“Cheerleader material! I couldn’t believe it, I almost went full Matrix on her.” - 1.21

This movie is a milestone for me. This movie marks the last movie of Season 1. (I think I missed one or two because it wasn’t on Netflix. Sue me.) I saw this movie when it first came out on video in a friend’s home theatre at a party in middle school, if that gives you any insight into how long ago this was. I liked it, but I’m not really psyched to watch it again. We’ll see.
DISCLAIMER: My downstairs neighbor got a new sound system, or possibly a freight train and it has made my building shake and been insanely loud for about 4 hours now. If I seem like a crazy person during this entry, let it be known that I am aware.
Some things to mention:
- Nothing makes me feel less like a strong, powerful woman than watching Trinity fly over buildings and get away from agents, while I’m sitting on the couch crocheting a scarf.
- Dude, instant messaging. That’s how Trinity typed to you. Get with it.
- When I was little I thought all other people were robots except for me and my friend Kati, because she was weird like me. And we were the only real people. And all the robots were trying to hide it from us. I could have written a movie about that and made a crap load of money.
- I wonder if that agent is intentionally the most annoying person on the planet. And that’s saying a lot when you’re in a movie with Keanu.
- The first time I saw that part when they make Keanu’s mouth disappear, I was terrified. Then they send a bug into his body through his belly button.

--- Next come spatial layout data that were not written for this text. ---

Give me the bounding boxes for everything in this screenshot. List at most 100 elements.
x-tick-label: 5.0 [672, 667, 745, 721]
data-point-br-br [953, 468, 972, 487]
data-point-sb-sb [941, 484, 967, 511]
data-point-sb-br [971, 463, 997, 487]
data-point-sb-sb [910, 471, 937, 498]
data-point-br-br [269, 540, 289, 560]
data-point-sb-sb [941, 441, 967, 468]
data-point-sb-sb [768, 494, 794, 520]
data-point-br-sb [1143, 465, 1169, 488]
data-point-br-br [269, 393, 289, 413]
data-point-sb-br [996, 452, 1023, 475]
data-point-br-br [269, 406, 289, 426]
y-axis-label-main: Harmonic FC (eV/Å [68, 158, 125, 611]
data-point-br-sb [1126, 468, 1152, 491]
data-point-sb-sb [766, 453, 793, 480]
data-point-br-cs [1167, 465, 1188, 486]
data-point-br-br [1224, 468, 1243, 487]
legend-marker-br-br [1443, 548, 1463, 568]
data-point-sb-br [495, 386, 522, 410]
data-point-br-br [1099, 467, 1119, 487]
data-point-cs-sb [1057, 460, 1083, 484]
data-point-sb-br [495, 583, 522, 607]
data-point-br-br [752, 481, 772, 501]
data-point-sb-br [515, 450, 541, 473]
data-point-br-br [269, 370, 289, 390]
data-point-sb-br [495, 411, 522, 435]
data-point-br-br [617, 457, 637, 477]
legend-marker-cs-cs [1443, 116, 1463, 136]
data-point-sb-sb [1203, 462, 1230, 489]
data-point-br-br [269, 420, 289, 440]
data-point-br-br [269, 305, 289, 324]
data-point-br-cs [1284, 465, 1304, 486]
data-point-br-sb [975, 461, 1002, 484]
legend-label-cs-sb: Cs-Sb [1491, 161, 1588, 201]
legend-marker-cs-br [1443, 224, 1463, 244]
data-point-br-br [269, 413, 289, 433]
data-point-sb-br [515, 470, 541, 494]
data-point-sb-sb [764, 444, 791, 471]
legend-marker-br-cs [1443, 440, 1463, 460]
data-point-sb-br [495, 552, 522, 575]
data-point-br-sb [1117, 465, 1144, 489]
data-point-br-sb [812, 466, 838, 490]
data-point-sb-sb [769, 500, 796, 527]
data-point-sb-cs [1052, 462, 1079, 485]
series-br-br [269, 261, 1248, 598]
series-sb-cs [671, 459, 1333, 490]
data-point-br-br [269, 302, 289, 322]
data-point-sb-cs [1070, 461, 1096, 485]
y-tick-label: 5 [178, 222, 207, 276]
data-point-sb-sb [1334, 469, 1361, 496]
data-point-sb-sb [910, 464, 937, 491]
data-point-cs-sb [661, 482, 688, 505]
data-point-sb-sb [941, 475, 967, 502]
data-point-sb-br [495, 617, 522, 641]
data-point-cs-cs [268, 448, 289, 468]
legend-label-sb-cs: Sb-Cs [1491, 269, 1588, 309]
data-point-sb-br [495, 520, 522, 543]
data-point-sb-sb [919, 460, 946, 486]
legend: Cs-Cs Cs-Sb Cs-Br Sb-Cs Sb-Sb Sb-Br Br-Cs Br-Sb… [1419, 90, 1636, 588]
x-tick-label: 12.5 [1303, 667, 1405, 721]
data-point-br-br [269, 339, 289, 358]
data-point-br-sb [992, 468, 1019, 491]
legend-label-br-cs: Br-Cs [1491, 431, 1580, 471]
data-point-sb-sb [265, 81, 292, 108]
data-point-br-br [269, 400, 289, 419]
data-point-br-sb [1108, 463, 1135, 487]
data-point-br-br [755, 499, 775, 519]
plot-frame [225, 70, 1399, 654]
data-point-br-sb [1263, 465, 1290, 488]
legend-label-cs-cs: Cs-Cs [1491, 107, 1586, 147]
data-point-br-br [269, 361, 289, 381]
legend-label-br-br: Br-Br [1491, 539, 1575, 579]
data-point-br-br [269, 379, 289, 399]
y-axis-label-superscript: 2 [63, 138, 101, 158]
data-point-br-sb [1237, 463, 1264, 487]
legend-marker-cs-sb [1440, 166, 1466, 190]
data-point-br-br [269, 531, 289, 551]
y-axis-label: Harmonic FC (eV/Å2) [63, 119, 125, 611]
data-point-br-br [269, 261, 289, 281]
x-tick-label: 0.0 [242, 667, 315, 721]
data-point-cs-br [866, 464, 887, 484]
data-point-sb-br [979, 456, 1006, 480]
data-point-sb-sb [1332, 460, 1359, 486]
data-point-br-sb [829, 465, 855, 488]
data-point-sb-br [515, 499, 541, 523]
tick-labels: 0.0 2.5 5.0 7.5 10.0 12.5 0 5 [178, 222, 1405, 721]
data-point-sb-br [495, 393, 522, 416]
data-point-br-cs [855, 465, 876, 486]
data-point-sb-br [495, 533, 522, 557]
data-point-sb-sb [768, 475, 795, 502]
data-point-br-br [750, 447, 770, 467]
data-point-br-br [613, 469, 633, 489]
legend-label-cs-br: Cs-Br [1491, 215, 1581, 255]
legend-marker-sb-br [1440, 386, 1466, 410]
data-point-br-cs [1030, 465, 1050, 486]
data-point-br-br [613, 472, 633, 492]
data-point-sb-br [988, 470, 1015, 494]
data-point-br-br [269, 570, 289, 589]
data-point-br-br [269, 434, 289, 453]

- I need a black trench coat. Also, I need to start wearing my sunglasses at night. So I can, so I can hide.
- I would probably take the blue pill. Usually, if the choice is between doing something, or being asleep in my bed, I’m going to choose bed.
- 1999?! This movie is old…
- The Matrix is every nerd’s greatest dreams realized. We live in a computer-generated world? I bet when this movie came out there was a great increase in the sale of inhalers.
- Thanks Morpheus. Now I have “Free your mind…and the rest will follow” stuck in my head.
- Cypher is the guy from Memento. Just realized that.
- The oracle knows everything…except that smoking is bad for you.
- I would hate to live in a world where Keanu Reeves is The One.
- Aw, I forgot Mouse died. He was so cute.
- Oh Cypher, don’t you kill Tank. You are responsible for killing the only 2 people in this movie I actually liked!
- Hell yeah! Tank’s not dead! He’s just busy kicking ass!
- Yeah, I definitely need a black trench coat.
- Trinity! Now is not the time for heart to hearts! Answer the freaking phone!
- Oh I do not like those alien, robot squid things.
- It’s like Keanu is Sleeping Beauty. Or Snow White. Whichever one woke up from a kiss.
There’s not really much to say about the Matrix. So I leave you with this…My neighbor is still running the freight train through his apartment. And I still want to blow my brains out.